Faith and Order Movement turns 100
The World Missionary Conference was held in Edinburgh in June 1910, called to discuss questions of cooperation and collaboration in the global mission field. The 19th century had been a time of ambitious efforts at global missions, with the goal of "evangelization of the world in this generation." The Episcopal Church was very active in the global mission field, as was the Church of England, with extensive missionary work in Asia, Africa, South America and other areas. The missionary conference was called because of the ways in which competition in the global mission field was counterproductive, particularly through the duplication of efforts and how exporting divisions and competition for converts demonstrated the internal divisions of Christianity.
The Edinburgh missionary conference was the broadest collection in centuries of Anglican and Protestant leaders (there was no Roman Catholic or Eastern Orthodox participation.) Notable Anglican attendees included Charles Henry Brent, missionary bishop to the Philippines for the Episcopal Church, and William Temple, future archbishop of York and archbishop of Canterbury. The focus of the Edinburgh conference was cooperation, and questions around church-dividing issues and controversial points of doctrine were intentionally avoided.
Bishop Brent became convinced that cooperation was not enough, that Christians needed to understand one another and engage in substantive theological dialogue. Upon his return from Edinburgh, Brent brought his concerns to the General Convention, which on Oct. 19, 1910, passed a resolution calling for a world conference with representatives from all the Christian churches "for the consideration of questions pertaining to the Faith and Order of the Church of Christ." This is an important date in the history of the search for greater Christian unity.

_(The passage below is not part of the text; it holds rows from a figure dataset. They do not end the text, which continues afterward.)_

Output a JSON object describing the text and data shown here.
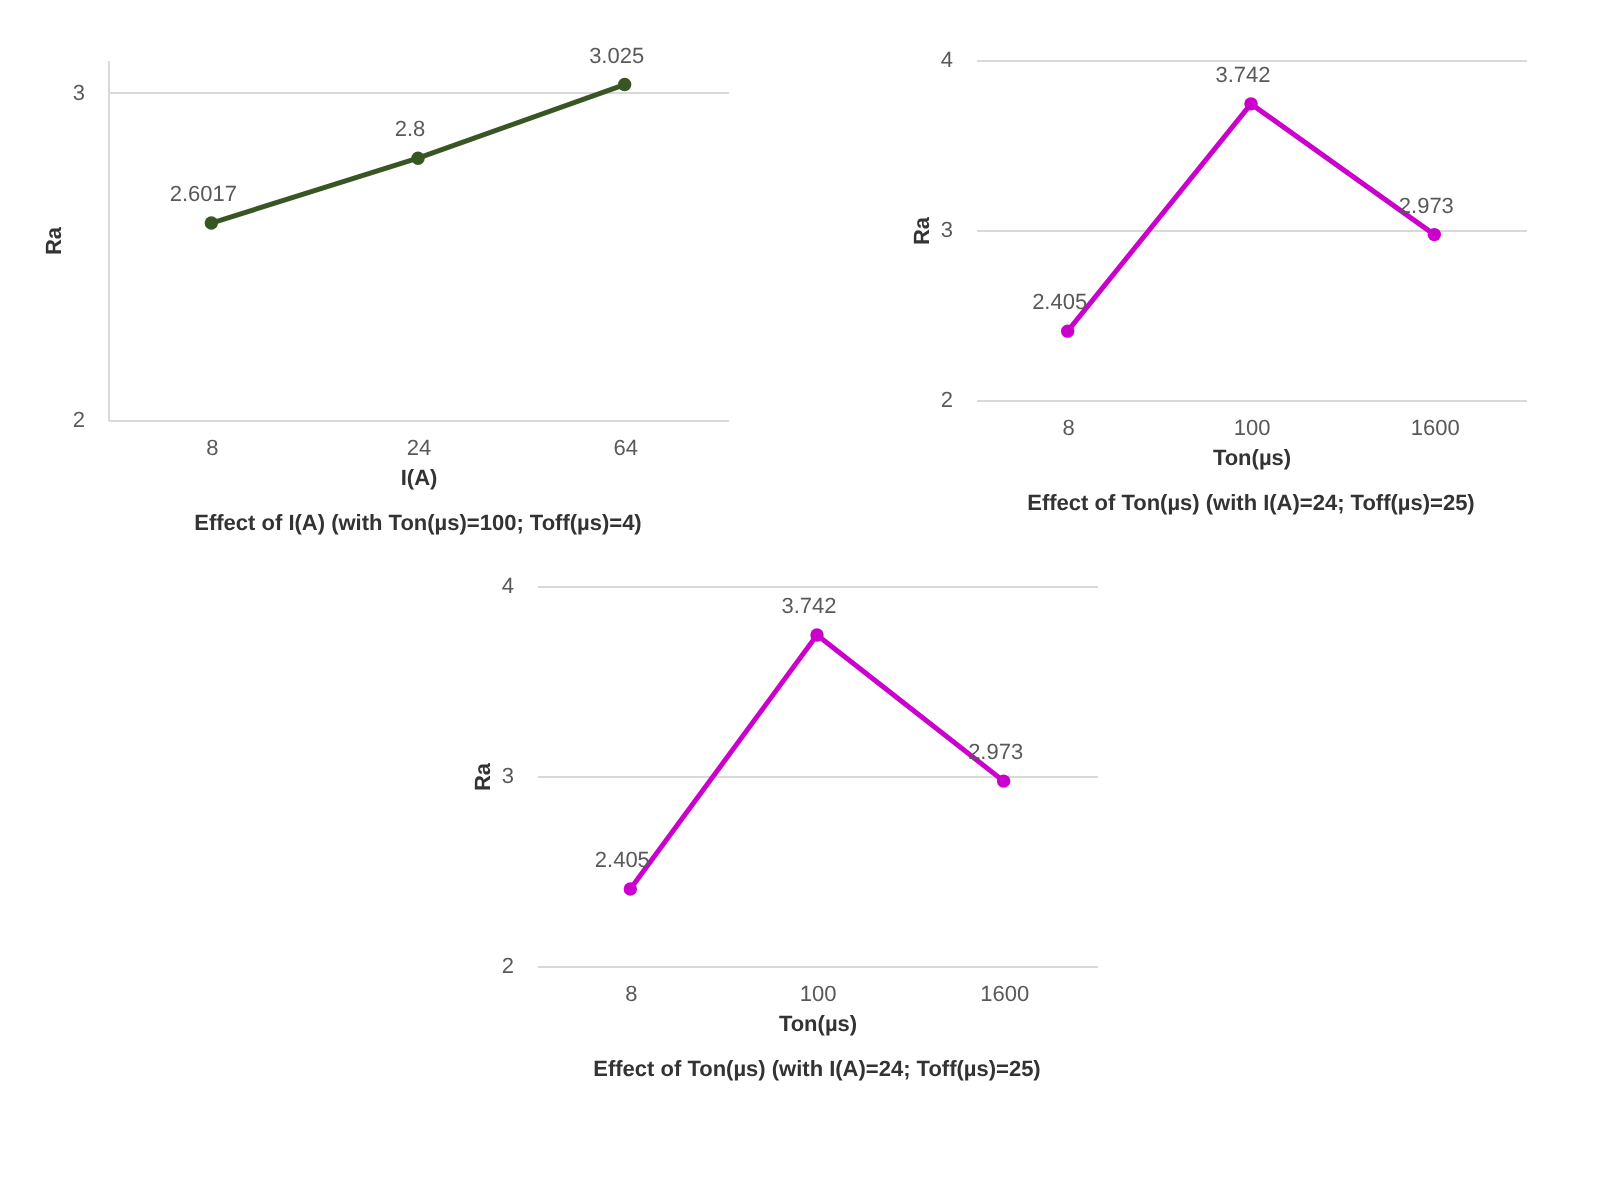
{
  "chart_data": [
    {
      "type": "line",
      "title": "Effect of I(A) (with Ton(µs)=100; Toff(µs)=4)",
      "xlabel": "I(A)",
      "ylabel": "Ra",
      "categories": [
        "8",
        "24",
        "64"
      ],
      "series": [
        {
          "color": "#375623",
          "values": [
            2.6017,
            2.8,
            3.025
          ]
        }
      ],
      "ylim": [
        2,
        3.1
      ],
      "yticks": [
        2,
        3
      ],
      "grid": "y",
      "marker": "circle",
      "data_labels": true
    },
    {
      "type": "line",
      "title": "Effect of Ton(µs) (with I(A)=24; Toff(µs)=25)",
      "xlabel": "Ton(µs)",
      "ylabel": "Ra",
      "categories": [
        "8",
        "100",
        "1600"
      ],
      "series": [
        {
          "color": "#cc00cc",
          "values": [
            2.405,
            3.742,
            2.973
          ]
        }
      ],
      "ylim": [
        2,
        4
      ],
      "yticks": [
        2,
        3,
        4
      ],
      "grid": "y",
      "marker": "circle",
      "data_labels": true
    },
    {
      "type": "line",
      "title": "Effect of Ton(µs) (with I(A)=24; Toff(µs)=25)",
      "xlabel": "Ton(µs)",
      "ylabel": "Ra",
      "categories": [
        "8",
        "100",
        "1600"
      ],
      "series": [
        {
          "color": "#cc00cc",
          "values": [
            2.405,
            3.742,
            2.973
          ]
        }
      ],
      "ylim": [
        2,
        4
      ],
      "yticks": [
        2,
        3,
        4
      ],
      "grid": "y",
      "marker": "circle",
      "data_labels": true
    }
  ]
}
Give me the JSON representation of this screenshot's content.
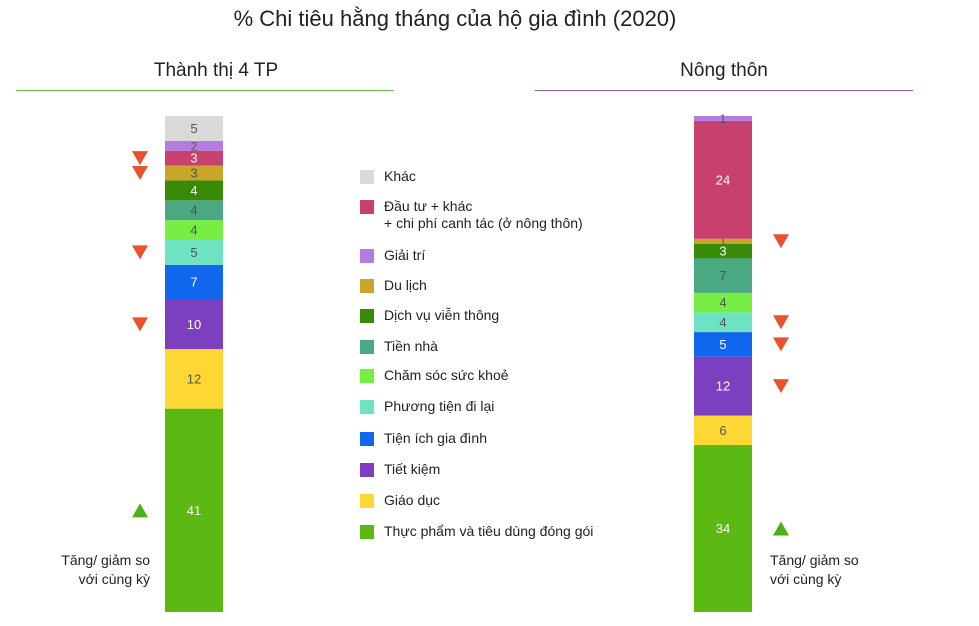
{
  "chart_data": {
    "type": "stacked-bar",
    "title": "% Chi tiêu hằng tháng của hộ gia đình (2020)",
    "categories": [
      {
        "key": "thuc_pham",
        "label": "Thực phẩm và tiêu dùng đóng gói",
        "color": "#5cb813"
      },
      {
        "key": "giao_duc",
        "label": "Giáo dục",
        "color": "#fdd835"
      },
      {
        "key": "tiet_kiem",
        "label": "Tiết kiệm",
        "color": "#7b3fbf"
      },
      {
        "key": "tien_ich",
        "label": "Tiện ích gia đình",
        "color": "#1166ee"
      },
      {
        "key": "phuong_tien",
        "label": "Phương tiện đi lại",
        "color": "#6ee3c3"
      },
      {
        "key": "cham_soc",
        "label": "Chăm sóc sức khoẻ",
        "color": "#77ee44"
      },
      {
        "key": "tien_nha",
        "label": "Tiền nhà",
        "color": "#4aa883"
      },
      {
        "key": "vien_thong",
        "label": "Dịch vụ viễn thông",
        "color": "#3a8a0a"
      },
      {
        "key": "du_lich",
        "label": "Du lịch",
        "color": "#c9a62a"
      },
      {
        "key": "dau_tu",
        "label": "Đầu tư + khác\n+ chi phí canh tác (ở nông thôn)",
        "color": "#c8406e"
      },
      {
        "key": "giai_tri",
        "label": "Giải trí",
        "color": "#b57be0"
      },
      {
        "key": "khac",
        "label": "Khác",
        "color": "#d9d9d9"
      }
    ],
    "legend_order": [
      "khac",
      "dau_tu",
      "giai_tri",
      "du_lich",
      "vien_thong",
      "tien_nha",
      "cham_soc",
      "phuong_tien",
      "tien_ich",
      "tiet_kiem",
      "giao_duc",
      "thuc_pham"
    ],
    "series": [
      {
        "name": "Thành thị 4 TP",
        "values": {
          "thuc_pham": 41,
          "giao_duc": 12,
          "tiet_kiem": 10,
          "tien_ich": 7,
          "phuong_tien": 5,
          "cham_soc": 4,
          "tien_nha": 4,
          "vien_thong": 4,
          "du_lich": 3,
          "dau_tu": 3,
          "giai_tri": 2,
          "khac": 5
        },
        "trends": {
          "thuc_pham": "up",
          "tiet_kiem": "down",
          "phuong_tien": "down",
          "du_lich": "down",
          "dau_tu": "down"
        },
        "note": "Tăng/ giảm so\nvới cùng kỳ",
        "rule_color": "#5fbf4a"
      },
      {
        "name": "Nông thôn",
        "values": {
          "thuc_pham": 34,
          "dau_tu": 24,
          "tiet_kiem": 12,
          "tien_nha": 7,
          "giao_duc": 6,
          "tien_ich": 5,
          "phuong_tien": 4,
          "cham_soc": 4,
          "vien_thong": 3,
          "giai_tri": 1,
          "du_lich": 1
        },
        "trends": {
          "thuc_pham": "up",
          "tiet_kiem": "down",
          "tien_ich": "down",
          "phuong_tien": "down",
          "du_lich": "down"
        },
        "note": "Tăng/ giảm so\nvới cùng kỳ",
        "rule_color": "#a05ab8"
      }
    ],
    "up_color": "#4caf1c",
    "down_color": "#e8522f"
  }
}
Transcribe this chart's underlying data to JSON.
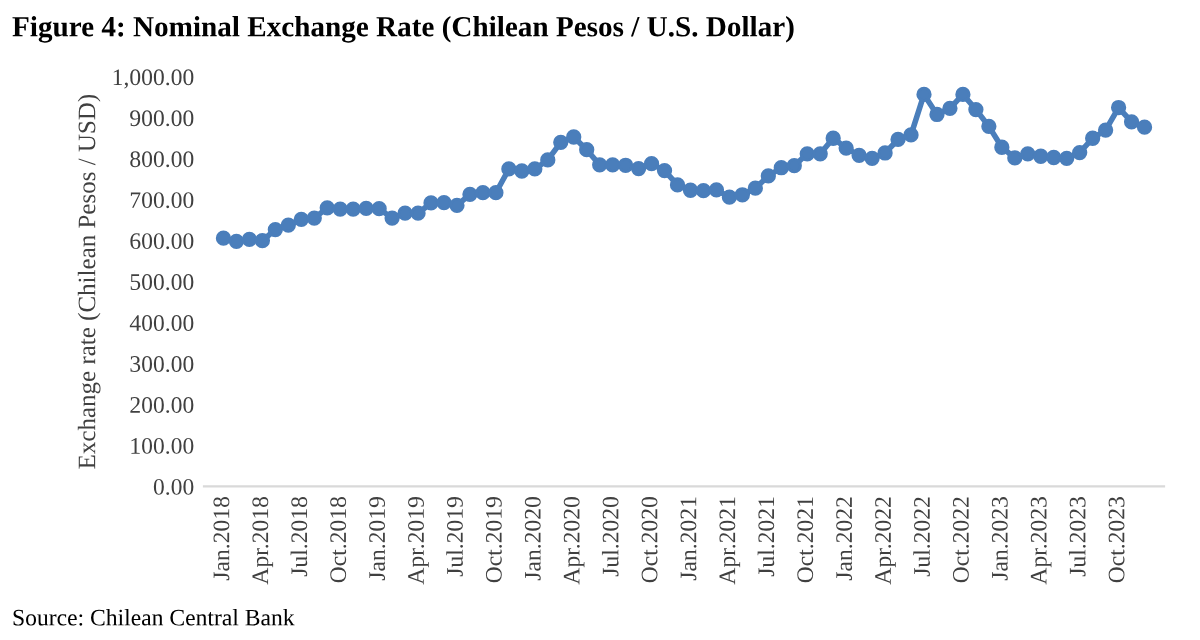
{
  "chart_data": {
    "type": "line",
    "title": "Figure 4: Nominal Exchange Rate (Chilean Pesos / U.S. Dollar)",
    "ylabel": "Exchange rate (Chilean Pesos / USD)",
    "annotations": [
      "Source: Chilean Central Bank"
    ],
    "categories": [
      "Jan.2018",
      null,
      null,
      "Apr.2018",
      null,
      null,
      "Jul.2018",
      null,
      null,
      "Oct.2018",
      null,
      null,
      "Jan.2019",
      null,
      null,
      "Apr.2019",
      null,
      null,
      "Jul.2019",
      null,
      null,
      "Oct.2019",
      null,
      null,
      "Jan.2020",
      null,
      null,
      "Apr.2020",
      null,
      null,
      "Jul.2020",
      null,
      null,
      "Oct.2020",
      null,
      null,
      "Jan.2021",
      null,
      null,
      "Apr.2021",
      null,
      null,
      "Jul.2021",
      null,
      null,
      "Oct.2021",
      null,
      null,
      "Jan.2022",
      null,
      null,
      "Apr.2022",
      null,
      null,
      "Jul.2022",
      null,
      null,
      "Oct.2022",
      null,
      null,
      "Jan.2023",
      null,
      null,
      "Apr.2023",
      null,
      null,
      "Jul.2023",
      null,
      null,
      "Oct.2023",
      null,
      null
    ],
    "series": [
      {
        "color": "#4a7ebb",
        "values": [
          606,
          598,
          603,
          600,
          627,
          638,
          652,
          655,
          680,
          677,
          677,
          679,
          678,
          655,
          667,
          667,
          692,
          693,
          686,
          713,
          717,
          717,
          775,
          770,
          775,
          797,
          840,
          853,
          822,
          785,
          785,
          784,
          776,
          788,
          771,
          736,
          723,
          722,
          724,
          706,
          712,
          728,
          758,
          778,
          783,
          812,
          812,
          850,
          826,
          808,
          801,
          814,
          847,
          858,
          957,
          908,
          923,
          957,
          920,
          879,
          828,
          802,
          812,
          806,
          803,
          801,
          815,
          850,
          870,
          925,
          890,
          877
        ]
      }
    ],
    "ylim": [
      0,
      1000
    ],
    "yticks": [
      {
        "value": 0,
        "label": "0.00"
      },
      {
        "value": 100,
        "label": "100.00"
      },
      {
        "value": 200,
        "label": "200.00"
      },
      {
        "value": 300,
        "label": "300.00"
      },
      {
        "value": 400,
        "label": "400.00"
      },
      {
        "value": 500,
        "label": "500.00"
      },
      {
        "value": 600,
        "label": "600.00"
      },
      {
        "value": 700,
        "label": "700.00"
      },
      {
        "value": 800,
        "label": "800.00"
      },
      {
        "value": 900,
        "label": "900.00"
      },
      {
        "value": 1000,
        "label": "1,000.00"
      }
    ],
    "grid": false,
    "legend": false,
    "marker": "circle",
    "line_style": "solid"
  }
}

In the words of the Rev. John Gibaut, current director of faith and order at the World Council of Churches, "This action of a church -- not a theological faculty or missionary society -- ensured an ecclesial commitment to overcome past histories by means of theological dialogue and to prepare the way for the church's unity in faith, order, life, work, worship and mission so that the world may believe."
Bishop Brent and the Episcopal Church would take a leading role in the nascent Faith and Order Movement. The First World Conference on Faith and Order was held in Lausanne, Switzerland, in 1927. Bishop Brent presided over this conference and took a leading role in the search for Christian unity, making him one of the few Episcopal bishops to land on the front cover of Time magazine. He died in Lausanne in 1929, and his work would bear fruit in establishing the World Council of Churches.
This past June, a conference was held in Edinburgh to commemorate the 100th anniversary of the World Missionary Conference. This coming November there will be two more significant events: the Boston Theological Institute is sponsoring the conference "The Changing Contours of World Mission and Christianity," Nov. 4-7; and the National Council of Churches of Christ is making the celebration of the centennial of the Edinburgh conference the cornerstone of its General Assembly, being held in New Orleans, Louisiana, Nov. 9-11. As part of that celebration, delegates will be called into a visioning process of what the next 100 years of ecumenical engagement might entail.
One hundred years after Edinburgh, it is true that the search for Christian unity still has a long way to go. We should also keep in mind the tremendous progress we have also made since Bishop Brent's charge that we need to understand one another better. And we need to continue our commitment to this work, for the same reasons we began to walk this path 100 years ago: as Bishop Brent later wrote, "The unity of Christendom is not a luxury, but a necessity. The world will go limping until Christ's prayer that all may be one is answered. We must have unity, not at all costs, but at all risks."